Event-driven Monte Carlo: Exact dynamics at all time scales for discrete-variable models

¹ Departamento de Física, Universidade Federal do Rio Grande do Sul - CP 15051, 91501-970, Porto Alegre, Brazil
² icFRC, IPCMS (UMR 7504) and ISIS (UMR 7006), Université de Strasbourg and CNRS 67000 Strasbourg, France
³ FRIAS, Freiburg Institute for Advanced Studies - 79104 Freiburg, Germany

Received: 7 March 2016
Accepted: 6 June 2016

Abstract

We present an algorithm for the simulation of the exact real-time dynamics of classical many-body systems with discrete energy levels. In the same spirit of kinetic Monte Carlo methods, a stochastic solution of the master equation is found, with no need to define any other phase-space construction. However, unlike existing methods, the present algorithm does not assume any particular statistical distribution to perform moves or to advance the time, and thus is a unique tool for the numerical exploration of fast and ultra-fast dynamical regimes. By decomposing the problem in a set of two-level subsystems, we find a natural variable step size, that is well defined from the normalization condition of the transition probabilities between the levels.

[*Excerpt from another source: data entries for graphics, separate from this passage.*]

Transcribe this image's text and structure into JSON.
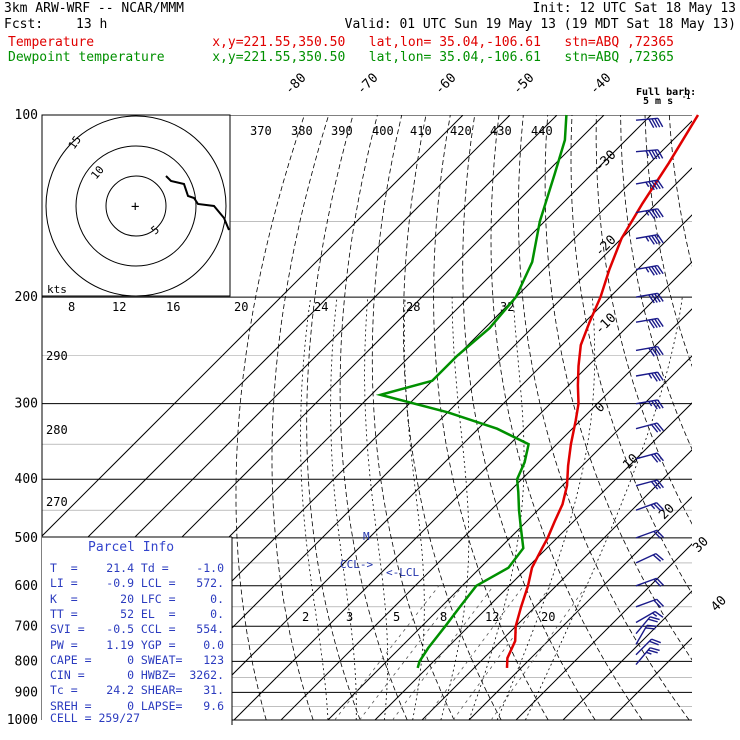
{
  "header": {
    "model": "3km ARW-WRF -- NCAR/MMM",
    "init": "Init: 12 UTC Sat 18 May 13",
    "fcst_label": "Fcst:",
    "fcst_value": "13 h",
    "valid": "Valid: 01 UTC Sun 19 May 13 (19 MDT Sat 18 May 13)",
    "temp_label": "Temperature",
    "temp_loc": "x,y=221.55,350.50   lat,lon= 35.04,-106.61   stn=ABQ ,72365",
    "dew_label": "Dewpoint temperature",
    "dew_loc": "x,y=221.55,350.50   lat,lon= 35.04,-106.61   stn=ABQ ,72365"
  },
  "legend_barb": {
    "title": "Full barb:",
    "value": "5 m s",
    "exponent": "-1"
  },
  "hodograph": {
    "unit_label": "kts",
    "ring_labels": [
      "5",
      "10",
      "15"
    ],
    "center_marker": "+",
    "points": [
      [
        0.8,
        -3.5
      ],
      [
        2.0,
        -1.5
      ],
      [
        2.5,
        3.0
      ],
      [
        5.0,
        2.0
      ],
      [
        4.2,
        8.0
      ],
      [
        3.0,
        7.5
      ],
      [
        2.5,
        12.0
      ]
    ]
  },
  "parcel_info": {
    "title": "Parcel Info",
    "rows": [
      [
        "T  =",
        "21.4",
        "Td =",
        "-1.0"
      ],
      [
        "LI =",
        "-0.9",
        "LCL =",
        "572."
      ],
      [
        "K  =",
        "20",
        "LFC =",
        "0."
      ],
      [
        "TT =",
        "52",
        "EL  =",
        "0."
      ],
      [
        "SVI =",
        "-0.5",
        "CCL =",
        "554."
      ],
      [
        "PW =",
        "1.19",
        "YGP =",
        "0.0"
      ],
      [
        "CAPE =",
        "0",
        "SWEAT=",
        "123"
      ],
      [
        "CIN =",
        "0",
        "HWBZ=",
        "3262."
      ],
      [
        "Tc =",
        "24.2",
        "SHEAR=",
        "31."
      ],
      [
        "SREH =",
        "0",
        "LAPSE=",
        "9.6"
      ]
    ],
    "cell": "CELL = 259/27"
  },
  "annotations": {
    "ccl": "CCL",
    "lcl": "LCL",
    "marker_m": "M"
  },
  "chart_data": {
    "type": "line",
    "chart_kind": "Skew-T log-P sounding",
    "y_axis": {
      "name": "pressure",
      "scale": "log",
      "ylim": [
        1000,
        100
      ]
    },
    "pressure_labels": [
      "100",
      "200",
      "300",
      "400",
      "500",
      "600",
      "700",
      "800",
      "900",
      "1000"
    ],
    "isotherm_labels": [
      "-80",
      "-70",
      "-60",
      "-50",
      "-40",
      "-30",
      "-20",
      "-10",
      "0",
      "10",
      "20",
      "30",
      "40"
    ],
    "theta_e_labels": [
      "370",
      "380",
      "390",
      "400",
      "410",
      "420",
      "430",
      "440"
    ],
    "theta_labels": [
      "290",
      "280",
      "270"
    ],
    "mixing_ratio_upper_labels": [
      "8",
      "12",
      "16",
      "20",
      "24",
      "28",
      "32"
    ],
    "mixing_ratio_lower_labels": [
      "2",
      "3",
      "5",
      "8",
      "12",
      "20"
    ],
    "series": [
      {
        "name": "Temperature",
        "color": "#e00000",
        "points": [
          [
            820,
            17
          ],
          [
            790,
            15
          ],
          [
            740,
            13
          ],
          [
            700,
            10
          ],
          [
            650,
            7
          ],
          [
            600,
            4
          ],
          [
            560,
            1
          ],
          [
            520,
            -1
          ],
          [
            500,
            -2
          ],
          [
            470,
            -4
          ],
          [
            440,
            -6
          ],
          [
            410,
            -9
          ],
          [
            380,
            -13
          ],
          [
            350,
            -17
          ],
          [
            320,
            -21
          ],
          [
            300,
            -24
          ],
          [
            280,
            -28
          ],
          [
            260,
            -32
          ],
          [
            240,
            -36
          ],
          [
            220,
            -39
          ],
          [
            200,
            -42
          ],
          [
            180,
            -46
          ],
          [
            160,
            -50
          ],
          [
            140,
            -53
          ],
          [
            120,
            -56
          ],
          [
            100,
            -60
          ]
        ]
      },
      {
        "name": "Dewpoint temperature",
        "color": "#009000",
        "points": [
          [
            820,
            -2
          ],
          [
            800,
            -3
          ],
          [
            760,
            -4
          ],
          [
            700,
            -5
          ],
          [
            650,
            -6
          ],
          [
            600,
            -7
          ],
          [
            560,
            -4
          ],
          [
            520,
            -5
          ],
          [
            480,
            -10
          ],
          [
            450,
            -14
          ],
          [
            420,
            -18
          ],
          [
            400,
            -21
          ],
          [
            375,
            -23
          ],
          [
            350,
            -26
          ],
          [
            330,
            -36
          ],
          [
            310,
            -50
          ],
          [
            290,
            -68
          ],
          [
            275,
            -60
          ],
          [
            250,
            -60
          ],
          [
            225,
            -59
          ],
          [
            200,
            -60
          ],
          [
            175,
            -64
          ],
          [
            150,
            -71
          ],
          [
            125,
            -78
          ],
          [
            110,
            -83
          ],
          [
            100,
            -88
          ]
        ]
      }
    ],
    "barbs": [
      {
        "p": 810,
        "dir": 220,
        "spd": 14
      },
      {
        "p": 780,
        "dir": 225,
        "spd": 12
      },
      {
        "p": 750,
        "dir": 210,
        "spd": 10
      },
      {
        "p": 720,
        "dir": 220,
        "spd": 12
      },
      {
        "p": 690,
        "dir": 240,
        "spd": 8
      },
      {
        "p": 650,
        "dir": 250,
        "spd": 10
      },
      {
        "p": 600,
        "dir": 250,
        "spd": 12
      },
      {
        "p": 550,
        "dir": 245,
        "spd": 10
      },
      {
        "p": 500,
        "dir": 250,
        "spd": 12
      },
      {
        "p": 450,
        "dir": 250,
        "spd": 14
      },
      {
        "p": 410,
        "dir": 255,
        "spd": 15
      },
      {
        "p": 370,
        "dir": 255,
        "spd": 16
      },
      {
        "p": 330,
        "dir": 255,
        "spd": 17
      },
      {
        "p": 300,
        "dir": 260,
        "spd": 18
      },
      {
        "p": 270,
        "dir": 260,
        "spd": 19
      },
      {
        "p": 245,
        "dir": 260,
        "spd": 20
      },
      {
        "p": 220,
        "dir": 260,
        "spd": 21
      },
      {
        "p": 200,
        "dir": 260,
        "spd": 22
      },
      {
        "p": 180,
        "dir": 260,
        "spd": 23
      },
      {
        "p": 160,
        "dir": 260,
        "spd": 24
      },
      {
        "p": 145,
        "dir": 260,
        "spd": 24
      },
      {
        "p": 130,
        "dir": 260,
        "spd": 24
      },
      {
        "p": 115,
        "dir": 265,
        "spd": 23
      },
      {
        "p": 102,
        "dir": 265,
        "spd": 22
      }
    ]
  }
}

We successfully test the algorithm with known exact solutions for non-equilibrium dynamics and equilibrium thermodynamical properties of Ising-spin models in one and two dimensions, and compare to standard implementations of kinetic Monte Carlo methods. The present algorithm is directly applicable to the study of the real-time dynamics of a large class of classical Markovian chains, and particularly to short-time situations where the exact evolution is relevant.